C'est resté comme ça depuis Chido : à Mayotte, le long chantier de la reconstruction

© Petite Terre

Des débris s'entassent dans une cour d'immeuble, les plaques de plâtre et la laine de verre barrent l'entrée d'un escalier. Six semaines après le passage du cyclone Chido, l'heure à Mayotte est parfois encore au déblaiement plutôt qu'à la reconstruction, qui s'annonce longue. Le toit de l'appartement le plus haut de cet immeuble de Petite-Terre a disparu et ses murs en bois se sont affaissés sous la puissance du vent.   

A l'étage inférieur, des morceaux de verre et de tissus jonchent le sol près d'un canapé, d'un meuble télé et d'un vaisselier intact. "C'est resté comme ça depuis Chido", le cyclone qui a dévasté le petit archipel français de l'océan Indien le 14 décembre, souffle Ali Anthum, salarié d'une entreprise de construction. "Il faut dégager tout ce qui a été abîmé avant de pouvoir faire les travaux". Un gros chantier pour la société, "débordée". Chido, cyclone le plus dévastateur à Mayotte depuis 90 ans, a causé la mort d'au moins 39 personnes et fait plus de 5.600 blessés, selon le bilan des autorités.   

Hamidat Soilihi, la propriétaire de l'appartement, absente mi-décembre, a découvert son logement trois semaines plus tard, sans pouvoir tout déblayer elle-même.   La grande majorité des maisons et bâtiments du département le plus pauvre de France ont été mis hors d'eau avec des bâches ou des tôles mais la reconstruction prendra du temps. Jusqu'au passage de la tempête Dikeledi le 12 janvier, l'urgence a été de rafistoler les toits.   

"A chaque averse, l'eau s'accumulait et faisait gondoler le faux plafond", raconte Florent, locataire à Labattoir, en Petite-Terre. Un changement de toiture n'est cependant pas à l'ordre du jour. Selon Julian Champiat, président de la Fédération mahoraise du bâtiment et des travaux publics (FMBTP), nombre d'habitants "attendent désormais un retour de leur assurance. Il faut qu'un expert passe et qu'ils soient indemnisés pour lancer des travaux". Selon la caisse centrale de réassurance, moins de 10% des logements sont assurés à Mayotte et Hamidat Soilihi fait partie de ceux qui ne le sont pas.   

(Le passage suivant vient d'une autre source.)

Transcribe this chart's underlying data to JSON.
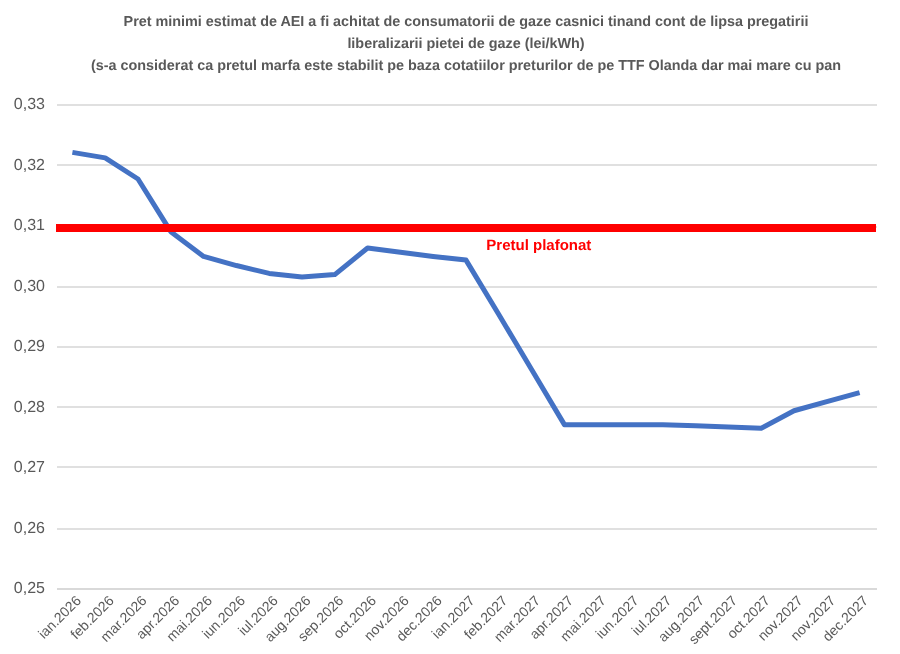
{
  "chart_data": {
    "type": "line",
    "title": [
      "Pret minimi estimat de AEI a fi achitat de consumatorii de gaze casnici tinand cont de lipsa pregatirii",
      "liberalizarii pietei de gaze (lei/kWh)",
      "(s-a considerat ca pretul marfa este stabilit  pe baza cotatiilor preturilor de pe TTF Olanda dar mai mare cu pan"
    ],
    "categories": [
      "ian.2026",
      "feb.2026",
      "mar.2026",
      "apr.2026",
      "mai.2026",
      "iun.2026",
      "iul.2026",
      "aug.2026",
      "sep.2026",
      "oct.2026",
      "nov.2026",
      "dec.2026",
      "ian.2027",
      "feb.2027",
      "mar.2027",
      "apr.2027",
      "mai.2027",
      "iun.2027",
      "iul.2027",
      "aug.2027",
      "sept.2027",
      "oct.2027",
      "nov.2027",
      "nov.2027",
      "dec.2027"
    ],
    "series": [
      {
        "color": "#4472c4",
        "values": [
          0.322,
          0.3211,
          0.3176,
          0.3089,
          0.3048,
          0.3033,
          0.302,
          0.3014,
          0.3018,
          0.3062,
          0.3055,
          0.3048,
          0.3042,
          0.2952,
          0.2861,
          0.277,
          0.277,
          0.277,
          0.277,
          0.2768,
          0.2766,
          0.2764,
          0.2793,
          0.2808,
          0.2823
        ]
      }
    ],
    "ylim": [
      0.25,
      0.33
    ],
    "yticks": [
      {
        "value": 0.25,
        "label": "0,25"
      },
      {
        "value": 0.26,
        "label": "0,26"
      },
      {
        "value": 0.27,
        "label": "0,27"
      },
      {
        "value": 0.28,
        "label": "0,28"
      },
      {
        "value": 0.29,
        "label": "0,29"
      },
      {
        "value": 0.3,
        "label": "0,30"
      },
      {
        "value": 0.31,
        "label": "0,31"
      },
      {
        "value": 0.32,
        "label": "0,32"
      },
      {
        "value": 0.33,
        "label": "0,33"
      }
    ],
    "grid": "y",
    "marker": "none",
    "line_style": "solid",
    "ref_lines": [
      {
        "axis": "y",
        "value": 0.3095,
        "label": "Pretul plafonat",
        "color": "#ff0000"
      }
    ]
  }
}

"La construction du dernier appartement venait juste d'être terminée, je n'avais pas eu le temps de faire les démarches", explique cette mère de trois enfants de 5 à 12 ans, qui ignore pour l'instant comment reconstruire. La Société immobilière de Mayotte a recensé 1.500 logements impactés sur son parc de 3.200 logements, dont 1.000 sociaux, et elle aussi n'a engagé pour l'instant que les travaux les plus urgents.   

"Nous sommes en train de travailler avec les experts et les assurances et nous devrions lancer les premiers travaux dans les deux semaines à venir", souligne Ahmed Ali Mondroha, directeur de cette société d'économie mixte, qui s'attend à un coût de plusieurs "dizaines de millions d'euros".    

- Rupture de stock -    

Les entreprises de construction sont par ailleurs confrontées à un problème de taille : la disponibilité des matériaux. "Les habitants les plus aisés se sont rués sur les planches de tôle juste après le cyclone", relève Bruno Baratte, directeur d'exploitation de l'entreprise Tôle de Mayotte.   

"Ceux qui ont moins de moyens nous ont demandé des devis et ont attendu d'être indemnisés par leurs assurances. Mais très vite, nous avons été en rupture de stock sur de nombreuses références. On a passé une nouvelle commande juste après le cyclone mais on ne recevra rien avant fin mars", pronostique le professionnel. Selon Julian Champiat, les entreprises manquent "de tôle, de matériel de couverture, de charpente, de +placo+... Tout ce qui permet de construire une maison".   

Ces pénuries freinent le lancement des chantiers. Tout comme l'incertitude sur le rôle du nouvel établissement public dédié à la reconstruction, prévu par le projet de loi d'urgence voté mercredi par l'Assemblée nationale.   

"Le plus urgent a été fait dans les établissements scolaires. Des bâches ont été posées sur les toits, ce qui pouvait être sécurisé l'a été", note le président de la FMBTP, qui attend désormais de connaître les directives du nouvel établissement pour la reconstruction. "Pour les gros chantiers, des appels d'offres seront lancés, il faudra y répondre, tout ça prend du temps... Avant un ou deux mois, il se passera peu de choses sur le terrain", prévient-il.